Anthony Bell

Assistant Professor

Chemical Biology


Post-Doctoral; Harvard Medical School, Boston, MA (2005 – 2009)
Post-Doctoral; Columbia Medical School, New York, NY (2002 – 2004)
Ph.D.; New York University, New York, NY (1996 – 2002)
B.S.; Millsaps College, Jackson, MS (1990 – 1994)

Research interests:

  1. Screening side-chain modified and nonproteinogenic amino acids as new building blocks for ribosomal peptide synthesis.
  2. Elucidating protein – nucleic acid interactions that mediate peptide elongation.
  3. Developing short peptides at therapeutics to treat endothelial disorders such as Sickle Cell Disease and Atherosclerosis.
  4. Investigating novel protein – nucleic acid interactions to attenuate the role of DNA binding proteins in inflammation.

Current Research:

I am interested in using modified and nonproteinogenic (unnatural) amino acids to enhance the pharmacological properties of small peptides.  Peptides have long been sought after as drug molecules due to their high target binding specificity, high potency and low toxicity.  Despite these attributes, peptides have shown limited use as therapeutics due to their size and low oral bioavailability.  Low peptide bioavailability is largely the result of two phenomena:  (1) poor membrane permeability that reduces absorption into the gastrointestinal (GI) tract and (2) enzymatic degradation that occurs in the GI tract and the systemic blood circulation.  I believe that these pharmacological deficiencies can be overcome by using unnatural amino acids as substrates for peptide synthesis.

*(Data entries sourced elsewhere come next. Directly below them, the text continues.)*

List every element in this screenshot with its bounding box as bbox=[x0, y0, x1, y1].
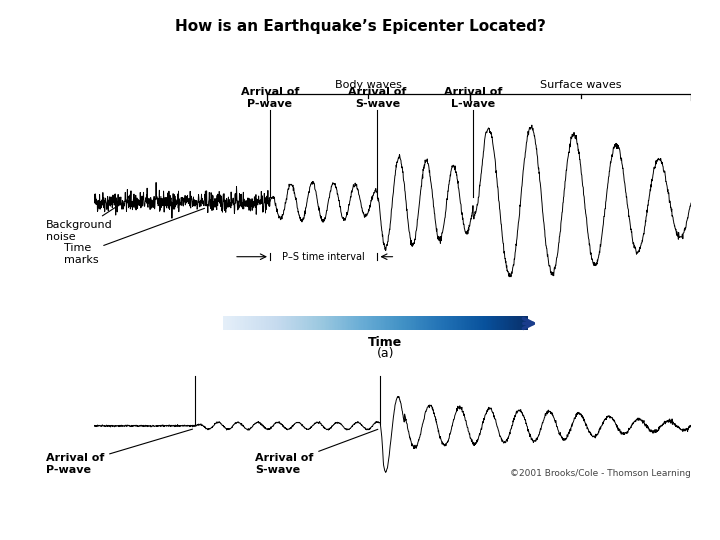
Text: How is an Earthquake’s Epicenter Located?: How is an Earthquake’s Epicenter Located… bbox=[174, 19, 546, 34]
Text: (a): (a) bbox=[377, 347, 394, 360]
Text: Arrival of
P-wave: Arrival of P-wave bbox=[46, 429, 192, 475]
Text: Arrival of
L-wave: Arrival of L-wave bbox=[444, 87, 503, 109]
Text: Surface waves: Surface waves bbox=[540, 80, 621, 90]
Text: P–S time interval: P–S time interval bbox=[282, 252, 365, 262]
Text: Body waves: Body waves bbox=[335, 80, 402, 90]
Text: ©2001 Brooks/Cole - Thomson Learning: ©2001 Brooks/Cole - Thomson Learning bbox=[510, 469, 691, 478]
Text: Arrival of
S-wave: Arrival of S-wave bbox=[348, 87, 407, 109]
Text: Time
marks: Time marks bbox=[64, 208, 204, 265]
Text: Background
noise: Background noise bbox=[46, 200, 127, 242]
Text: Arrival of
P-wave: Arrival of P-wave bbox=[240, 87, 299, 109]
Text: Arrival of
S-wave: Arrival of S-wave bbox=[255, 429, 378, 475]
Text: Time: Time bbox=[368, 336, 402, 349]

In nature microorganisms use large multi-subunit enzymes, nonribosomal peptide synthetases (NRPSs), to synthesize bioactive peptides with enormous chemical complexity.  These peptides, referred to as nonribosomal peptides (NRPs), contain numerous unnatural (i.e. D-amino, N-methyl and b-acids) and side-chain modified amino acids.  Unnatural amino acids provide enhanced protease stability and membrane permeability, while modified residues increase the chemical complexity of NRPs.  Given these properties, it is not surprising that there has been a great deal of effort to isolate/develop NRPs as drugs.  Notable NRPs are the antibiotics penicillin and vancomycin.

Despite recent advances in the cloning and expression of NRPSs, their size (100kDa to > 1MDa) and complexity make the reconstitution of these systems very difficult.  Hence, alternate methods are being investigated.  My approach is to use a reconstituted E. coli translation system (PURE system) to isolate therapeutic NRP-like peptides.  My experiments are designed to establish a set of biophysical criteria between amino acids and the E. coli translation machinery to serve as a threshold for translation.  I am currently developing novel kinetic and thermodynamic binding assays to detect the activation level(s) of amino acids (L- and unnatural) using aminoacyl-tRNA synthetases (AARSs).  These assays will set the initial criteria for translation.  I am also investigating the binding interactions between the bacterial translation factor EF-Tu and aminoacyl-tRNAs (L- and unnatural) to establish a binding affinity scale to predict translation.  These experiments will provide an increased level of stringency that will be used to establish a diverse set of unnatural and modified amino acids.  These amino acids will then be used in the PURE system to screen peptide libraries to isolate NRP-like peptide antagonists to treat endothelial disorders such as Sickle Cell Disease (SCD) and Atherosclerosis.